The Arabidopsis genome contains 21 known or predicted Skp1-like (ASK) genes compared to only a single gene in both Baker's Yeast (S. cerevisiae) and Humans. The large number of ASK genes may reflect the unique adaptive strategy of plants versus animals, where plants are well-adapted to rapidly adjust their metabolic and developmental profiles in response to changing environmental conditions. All known or predicted products of the ASK gene family are believed to be part of SCF complexes (E3 Ligases) but this has been directly demonstrated for only two of the genes in Arabidopsis - ASK1 and ASK2.
Functional studies of a subset of the predicted ASK family of genes are being carried out using initially a reverse genetic approach. Artificial miRNA (amiRNA) constructs will be used to simultaneously interfere with the expression of single or multiple genes via a Dicer mechanism targeting common transcript sequences, we are also in the process of developing novel approacehes to assess and characterize the regulatory pathways that are subject to hierarchical control via the 26S ubiquitinylation-mediated activity of select ASK genes.
Castor as a Next-Generation Crop for the Biorenewable Chemical and Energy Sectors:
A combination of market pressures have resulted in significant increases in consumption and associated cost of petroleum-based energy. These forces have co-emerged with improvements in fuel production technology, such that fuels derived from biorenewable plant-based chemical feedstocks are now a viable opportunity within the global energy sector.

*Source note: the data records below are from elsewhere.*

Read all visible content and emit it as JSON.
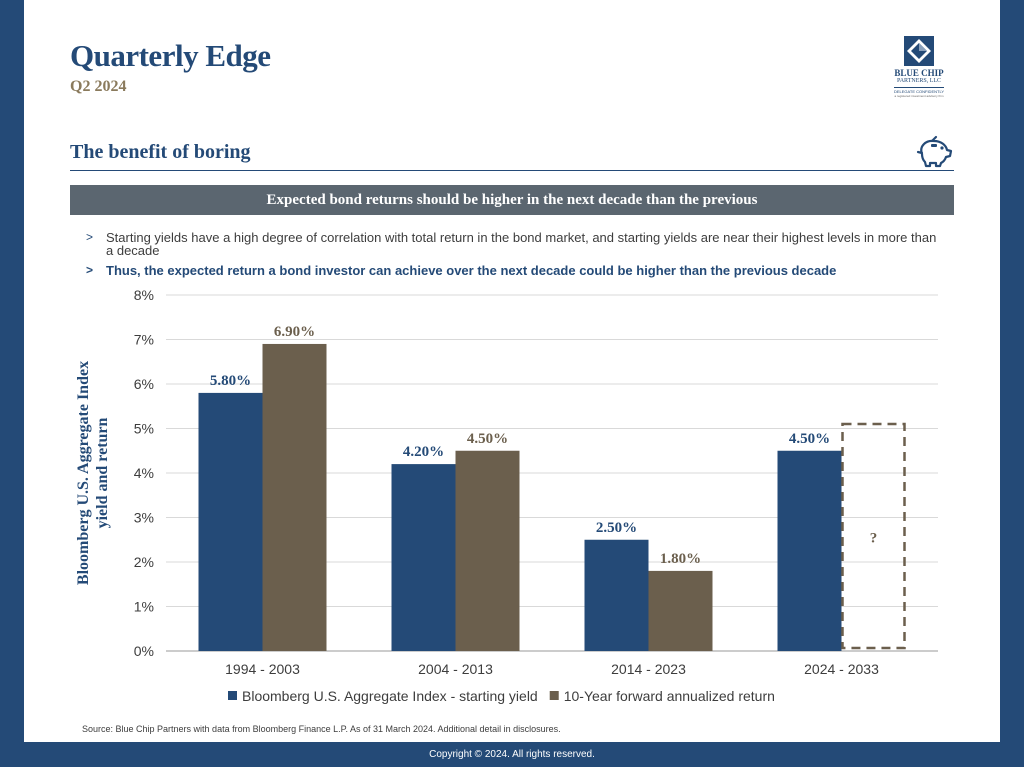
{
  "header": {
    "title": "Quarterly Edge",
    "subtitle": "Q2 2024"
  },
  "logo": {
    "name_line1": "BLUE CHIP",
    "name_line2": "PARTNERS, LLC",
    "tagline": "DELEGATE CONFIDENTLY",
    "fine_print": "a registered investment advisory firm"
  },
  "section": {
    "title": "The benefit of boring",
    "icon": "piggy-bank-icon"
  },
  "banner": {
    "text": "Expected bond returns should be higher in the next decade than the previous"
  },
  "bullets": [
    {
      "marker": ">",
      "text": "Starting yields have a high degree of correlation with total return in the bond market, and starting yields are near their highest levels in more than a decade"
    },
    {
      "marker": ">",
      "text": "Thus, the expected return a bond investor can achieve over the next decade could be higher than the previous decade"
    }
  ],
  "chart_data": {
    "type": "bar",
    "title": "",
    "ylabel": "Bloomberg U.S. Aggregate Index yield and return",
    "ylim": [
      0,
      8
    ],
    "yticks": [
      "0%",
      "1%",
      "2%",
      "3%",
      "4%",
      "5%",
      "6%",
      "7%",
      "8%"
    ],
    "grid": true,
    "legend_position": "bottom",
    "categories": [
      "1994 - 2003",
      "2004 - 2013",
      "2014 - 2023",
      "2024 - 2033"
    ],
    "series": [
      {
        "name": "Bloomberg U.S. Aggregate Index - starting yield",
        "color": "#244a77",
        "values": [
          5.8,
          4.2,
          2.5,
          4.5
        ],
        "labels": [
          "5.80%",
          "4.20%",
          "2.50%",
          "4.50%"
        ]
      },
      {
        "name": "10-Year forward annualized return",
        "color": "#6b5f4d",
        "values": [
          6.9,
          4.5,
          1.8,
          null
        ],
        "labels": [
          "6.90%",
          "4.50%",
          "1.80%",
          ""
        ]
      }
    ],
    "unknown_placeholder": {
      "category": "2024 - 2033",
      "series": "10-Year forward annualized return",
      "label": "?",
      "upper_value": 5.1
    }
  },
  "source_note": "Source: Blue Chip Partners with data from Bloomberg Finance L.P. As of 31 March 2024. Additional detail in disclosures.",
  "footer": {
    "copyright": "Copyright © 2024. All rights reserved."
  },
  "colors": {
    "brand_navy": "#244a77",
    "brand_taupe": "#6b5f4d",
    "banner_gray": "#5b6670",
    "subtitle_gold": "#8a7a5c"
  }
}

The global biorenewable fuels industry, while expanding rapidly in both size and value, is nevertheless confronted with significant obstacles to future growth. Chief among these is the limited availability and cost of input agricultural feedstocks – particularly those based on food crops (e.g. corn starch, Canola oil and soybean oil) for ethanol or biodiesel production
Castor meets all these criteria, and is particularly attractive as a novel source of biorenewable oil feedstocks for the liquid fuel transportation sector. In this project we propose to develop and use advanced genomics tools to develop the Castor plant (Ricinus communis L.) as a non-food source of biorenewable energy. The specific project objectives include completion of the Castor genome sequence to a high quality, as a prerequisite to developing expression arrays, whole genome tiling arrays and reverse-genetic resources that will accelerate development of the crop into the Ontario regional and national sectors.
Phaseolus Genomics for Improved Bio-Product Development:
Relatively few nucleotide sequences are available for Phaseolus vulgaris (dry beans) in public databases like GenBank. The lack of genomic information for the dry bean is a major anomaly for such important crop species in the world and it represents an important opportunity for a Ontario genomics effort to have a major international impact. The long-term objectives of the work are to accelerate the rate of genetic improvement in dry beans by developing genomics resources and tools for genomics- assisted improvement of Phaseolus for bio-product development. In the current Study we are to focusing the genomics research in bean around five themes, namely:
Development of a draft genomic sequence for P. vulgaris
• Identification of genes involved in resistance to a bacterial pathogen that causes bacterial blight, a major disease of bean throughout the world,
• Characterization of genes that code for the phenylpropanoid pathway that results in an enormous variety of compounds with significant disease resistance, seed quality and nutraceutical importance,
• Characterization of the genes that code for protein composition in bean, which is the major reason it is grown throughout the world, and
• Determination of the economic consequences of bio-product demand for dry beans.